Bradley seems aware that any similar slip-ups here could prove fatal.
“We have said since the start of the new cycle that winning the Gold Cup this year is a top priority,” he said.
The tournament gets underway Sunday at Cowboys Stadium in Arlington, Texas, with Costa Rica meeting Cuba and Mexico playing El Salvador in Group A.
Group B begins play Monday at the Home Depot Center in Carson with Jamaica battling Grenada at 6 p.m. and Honduras taking on Guatemala at 8 p.m.
The U.S., drawn into Group C, meets Canada in its first match Tuesday in Detroit. Panama takes on Guadeloupe in the group opener.
The top two teams in each group, plus the two best third-place teams, advance to the quarterfinals. The semifinals will be June 22 in Houston with the winners advancing to Pasadena for the final.
And if the U.S. and Mexico do, indeed, meet in the final, they figure to follow contrasting paths to the Rose Bowl.
Bradley, whose game plans can be painfully conservative, served notice that he’s planning more of the same when the 23-man roster he chose for the tournament contained 14 members of last year’s World Cup team.

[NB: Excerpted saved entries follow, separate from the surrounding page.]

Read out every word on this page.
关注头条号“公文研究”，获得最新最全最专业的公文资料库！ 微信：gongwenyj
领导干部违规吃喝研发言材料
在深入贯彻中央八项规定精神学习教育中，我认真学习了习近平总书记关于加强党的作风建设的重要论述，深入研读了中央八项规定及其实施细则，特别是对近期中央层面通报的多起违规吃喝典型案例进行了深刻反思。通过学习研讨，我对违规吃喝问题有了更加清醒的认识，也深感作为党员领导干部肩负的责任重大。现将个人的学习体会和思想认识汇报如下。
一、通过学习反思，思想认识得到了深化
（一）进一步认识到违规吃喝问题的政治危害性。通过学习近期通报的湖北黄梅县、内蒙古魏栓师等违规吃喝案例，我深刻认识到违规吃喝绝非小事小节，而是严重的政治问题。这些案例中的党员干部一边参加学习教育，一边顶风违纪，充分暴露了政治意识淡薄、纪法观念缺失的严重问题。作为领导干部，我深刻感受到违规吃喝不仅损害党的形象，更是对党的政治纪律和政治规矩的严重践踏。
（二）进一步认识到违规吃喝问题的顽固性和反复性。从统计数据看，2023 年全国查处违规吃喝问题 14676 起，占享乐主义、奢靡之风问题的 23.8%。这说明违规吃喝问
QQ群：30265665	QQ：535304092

But he has only three true strikers in teenager Juan Agudelo of the New York Red Bulls, defending MLS scoring champion Chris Wondolowski of the San Jose Earthquakes and World Cup veteran Jozy Altidore.
Agudelo has played only 13 games in Major League Soccer, Wondolowski has only two international caps and Altidore has scored two goals in his last two seasons in Europe.
And though Bradley can certainly count on some offense from attacking midfielders such as Landon Donovan and, he hopes, Freddy Adu, if the U.S. continues to play as it did against Spain — when it rested many of its best players, getting one shot on goal — it has little chance to match Mexico’s firepower.
Jose Manuel de la Torre, Mexico’s creative first-year coach, picked six forwards, including 23-year-old Manchester United striker Javier Hernandez, who scored 13 goals in his debut season in England’s Premier League and added four more in Champions League play.
He’ll be joined on the front line by explosive World Cup veterans Giovanni Dos Santos and Pablo Barrera.
And like the U.S. team, the Mexicans are under pressure to rebound from a hugely disappointing effort in South Africa, in which El Tri staggered into the second round and was blitzed by Argentina, costing Coach Javier Aguirre his job.
“Winning this Gold Cup is more important than ever,” defender Ricardo Osorio said. “As a Mexican player, to wear Mexico’s national team shirt is a maximum honor. In your lifetime you get few opportunities to represent your country.”
Costa Rica, led by Bryan Ruiz, who scored twice against the U.S. in a World Cup qualifier, also brings a strong team, as does Honduras, which played in the World Cup last summer for only the second time.
But while those countries would consider anything beyond group play a success, for Mexico and the U.S. anything short of a Gold Cup title would be a failure.
“We certainly look at this Gold Cup as being such an important tournament for the United States and something that we really put a lot of time and effort into,” Bradley said.